Contrário ao aborto, ao planejamento familiar e à equiparação salarial, o ex-presidente Jair Bolsonaro foi responsável por levar a violência contra a mulher a um nível institucional, segundo o relatório “Direitos das Mulheres: Combatendo o Retrocesso”, produzido pelo instituto francês Jean Jaurès em parceria com a ONG Equipop, cujos resultados foram divulgados no início deste ano. No que se refere aos direitos sexuais e reprodutivos, o documento aponta retrocessos principalmente na defesa do aborto legal.
Um exemplo citado pelo relatório é a assinatura, em outubro de 2020, da Declaração de Genebra, contrária a políticas que preveem o acesso ao aborto, mesmo em situações previstas em lei. Por outro lado, o país ficou de fora de uma declaração da ONU sobre direitos sexuais e reprodutivos, que defendia a tomada de medidas que assegurassem a igualdade de direitos para meninas e mulheres.

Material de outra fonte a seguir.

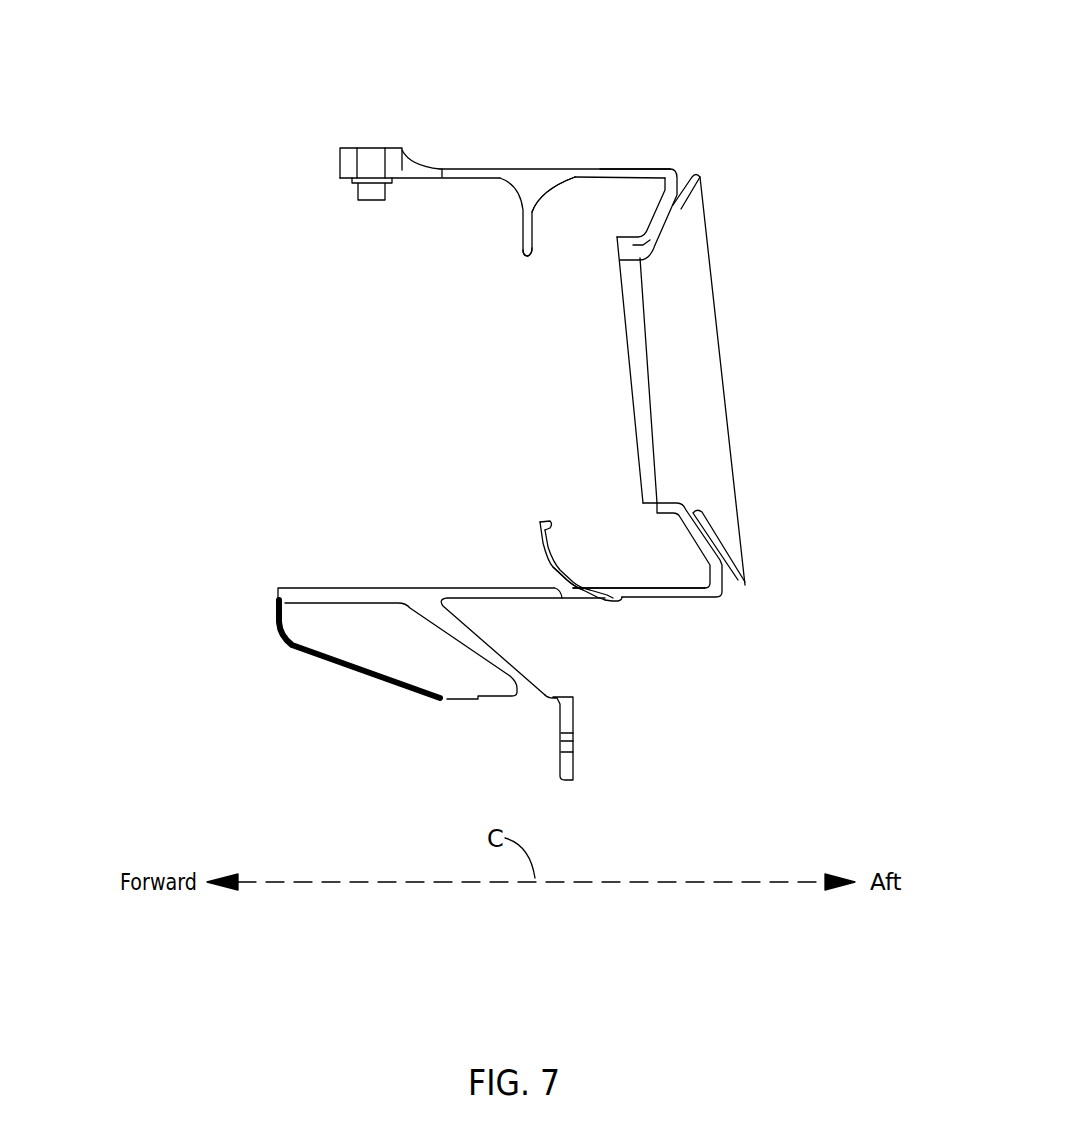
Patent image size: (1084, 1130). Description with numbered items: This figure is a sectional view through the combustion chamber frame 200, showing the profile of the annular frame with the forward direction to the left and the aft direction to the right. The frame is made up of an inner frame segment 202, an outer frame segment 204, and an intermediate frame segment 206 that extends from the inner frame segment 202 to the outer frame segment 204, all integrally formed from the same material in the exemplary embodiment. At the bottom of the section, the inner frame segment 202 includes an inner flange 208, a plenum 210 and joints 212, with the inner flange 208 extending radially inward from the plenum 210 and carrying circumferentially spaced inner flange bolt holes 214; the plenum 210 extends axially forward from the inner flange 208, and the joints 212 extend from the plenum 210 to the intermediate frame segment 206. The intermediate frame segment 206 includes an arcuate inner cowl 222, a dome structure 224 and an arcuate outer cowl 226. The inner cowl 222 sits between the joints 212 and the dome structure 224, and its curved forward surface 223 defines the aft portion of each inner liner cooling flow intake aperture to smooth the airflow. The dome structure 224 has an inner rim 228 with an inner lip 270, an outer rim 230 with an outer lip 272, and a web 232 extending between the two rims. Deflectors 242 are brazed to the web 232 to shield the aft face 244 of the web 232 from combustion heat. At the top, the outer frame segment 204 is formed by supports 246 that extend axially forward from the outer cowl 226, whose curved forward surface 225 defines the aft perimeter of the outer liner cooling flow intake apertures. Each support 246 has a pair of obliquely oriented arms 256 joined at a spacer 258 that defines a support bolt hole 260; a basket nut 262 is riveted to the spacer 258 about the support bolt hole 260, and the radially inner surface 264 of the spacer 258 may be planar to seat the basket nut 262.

The combustion chamber frame 200 is at (283, 53).
The inner frame segment 202 is at (262, 690).
The outer frame segment 204 is at (290, 163).
The intermediate frame segment 206 is at (498, 380).
The inner flange 208 is at (578, 705).
The plenum 210 is at (365, 680).
The joints 212 is at (497, 587).
The inner flange bolt holes 214 is at (580, 752).
The arcuate inner cowl 222 is at (537, 518).
The curved forward surface 223 is at (566, 600).
The dome structure 224 is at (640, 218).
The curved forward surface 225 is at (570, 167).
The arcuate outer cowl 226 is at (528, 258).
The inner rim 228 is at (680, 598).
The outer rim 230 is at (630, 168).
The web 232 is at (664, 203).
The deflectors 242 is at (708, 372).
The aft face 244 is at (700, 212).
The supports 246 is at (448, 161).
The arms 256 is at (486, 177).
The spacer 258 is at (352, 156).
The support bolt hole 260 is at (372, 157).
The basket nut 262 is at (350, 194).
The radially inner surface 264 is at (398, 180).
The inner lip 270 is at (618, 603).
The outer lip 272 is at (540, 173).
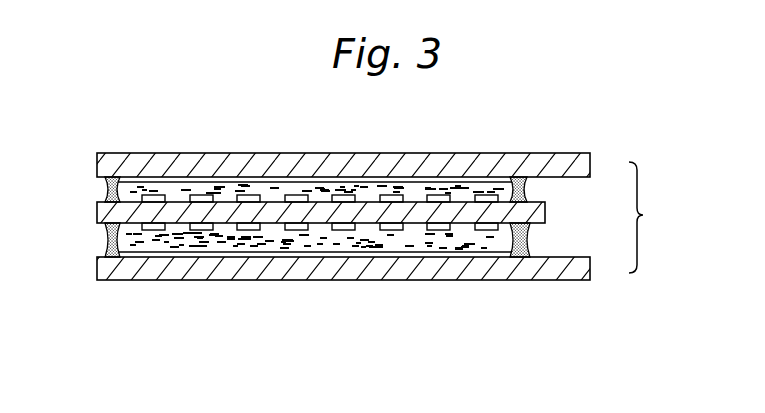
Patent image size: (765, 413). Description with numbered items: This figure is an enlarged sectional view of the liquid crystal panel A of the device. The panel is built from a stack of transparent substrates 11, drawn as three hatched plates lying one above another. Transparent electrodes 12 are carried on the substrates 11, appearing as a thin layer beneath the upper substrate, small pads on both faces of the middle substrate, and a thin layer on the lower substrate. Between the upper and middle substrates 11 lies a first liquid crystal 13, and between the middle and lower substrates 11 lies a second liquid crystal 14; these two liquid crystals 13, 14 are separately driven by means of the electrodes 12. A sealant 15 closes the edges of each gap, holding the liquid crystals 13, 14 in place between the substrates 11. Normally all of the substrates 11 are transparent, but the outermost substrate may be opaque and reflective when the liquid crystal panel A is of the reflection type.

The transparent substrate 11 is at (97, 159).
The transparent electrode 12 is at (528, 190).
The first liquid crystal 13 is at (458, 188).
The second liquid crystal 14 is at (434, 244).
The sealant 15 is at (533, 240).
The liquid crystal panel A is at (648, 217).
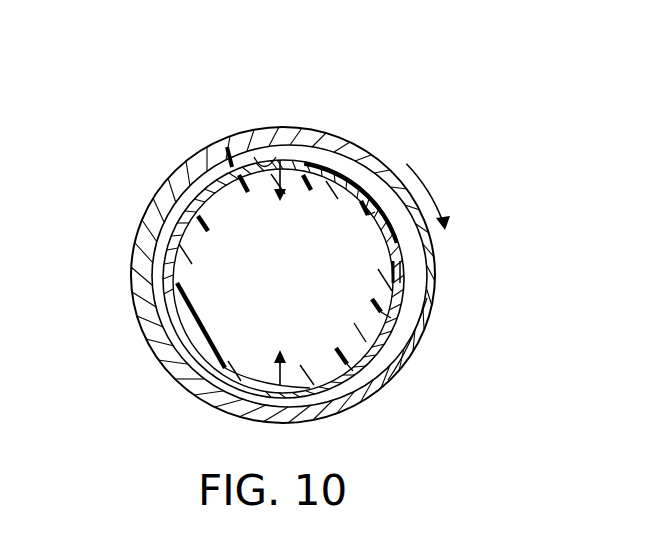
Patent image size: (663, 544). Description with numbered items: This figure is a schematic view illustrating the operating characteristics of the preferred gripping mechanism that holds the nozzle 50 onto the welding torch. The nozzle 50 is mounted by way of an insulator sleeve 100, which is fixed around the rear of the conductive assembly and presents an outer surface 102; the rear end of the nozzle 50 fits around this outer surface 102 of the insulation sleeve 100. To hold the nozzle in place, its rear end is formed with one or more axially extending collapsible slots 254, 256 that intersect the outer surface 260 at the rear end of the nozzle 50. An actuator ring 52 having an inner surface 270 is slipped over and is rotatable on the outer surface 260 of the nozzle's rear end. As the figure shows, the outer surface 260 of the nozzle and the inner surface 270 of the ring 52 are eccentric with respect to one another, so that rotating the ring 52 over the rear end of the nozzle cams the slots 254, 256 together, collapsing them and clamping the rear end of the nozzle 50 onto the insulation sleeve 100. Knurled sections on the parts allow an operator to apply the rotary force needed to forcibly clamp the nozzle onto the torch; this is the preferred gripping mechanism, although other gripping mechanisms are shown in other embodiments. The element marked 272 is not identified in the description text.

The nozzle 50 is at (228, 150).
The actuator ring 52 is at (353, 140).
The insulator sleeve 100 is at (316, 162).
The outer surface 102 is at (193, 187).
The collapsible slot 254 is at (160, 278).
The collapsible slot 256 is at (397, 272).
The outer surface 260 is at (388, 150).
The inner surface 270 is at (350, 370).
The fold 272 is at (273, 157).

Outro retrocesso apontado pelo relatório foi a nomeação do médico e ativista antiaborto Raphael Câmara à Secretaria de Atenção Primária à Saúde. Defensor da abstinência sexual como método de contracepção, Câmara foi responsável pela edição, em 2022, de uma cartilha que afirmava que todo aborto era crime e que casos com “excludente de ilicitude” deveriam ser investigados pela polícia.
Em agosto de 2020, o Ministério da Saúde também publicou uma portaria — posteriormente alterada — que obrigava profissionais de saúde a comunicarem a polícia em casos de aborto legal e a mostrarem uma imagem do ultrassom do feto antes de iniciarem o procedimento. O governo também interferiu em casos de abortamento legal, como o de uma menina de dez anos que havia sido estuprada. Ela teve seu procedimento dificultado pela então ministra Damares Alves (Republicanos-DF), hoje senadora, que tentou protelar a intervenção para obrigá-la a dar à luz.
Outros exemplos de retrocesso foram a recomendação do Ministério da Saúde, em maio de 2019, da abolição do termo “violência obstétrica” — usado para denunciar abusos cometidos contra gestantes — de documentos e políticas públicas; o estímulo, na caderneta da gestante, à episiotomia, corte feito na vagina durante o parto, que não tem eficácia comprovada; e a substituição da Rede Cegonha, voltada ao atendimento multidisciplinar da gestante, pela Rami (Rede Materna e Infantil), que dá ênfase ao trabalho do obstetra.
Mudanças. Em 17 de janeiro, o Ministério dos Direitos Humanos, em parceria com o Ministério da Mulher, anunciou a saída do Brasil do Consenso de Genebra e sinalizou a inclusão do país em dois compromissos internacionais de garantia dos direitos das mulheres. O governo Lula também revogou a portaria de 2020 do Ministério da Saúde que estimulava profissionais de saúde a comunicarem abortos decorrentes de violência sexual à polícia e sinalizou que deve trazer de volta a Rede Cegonha.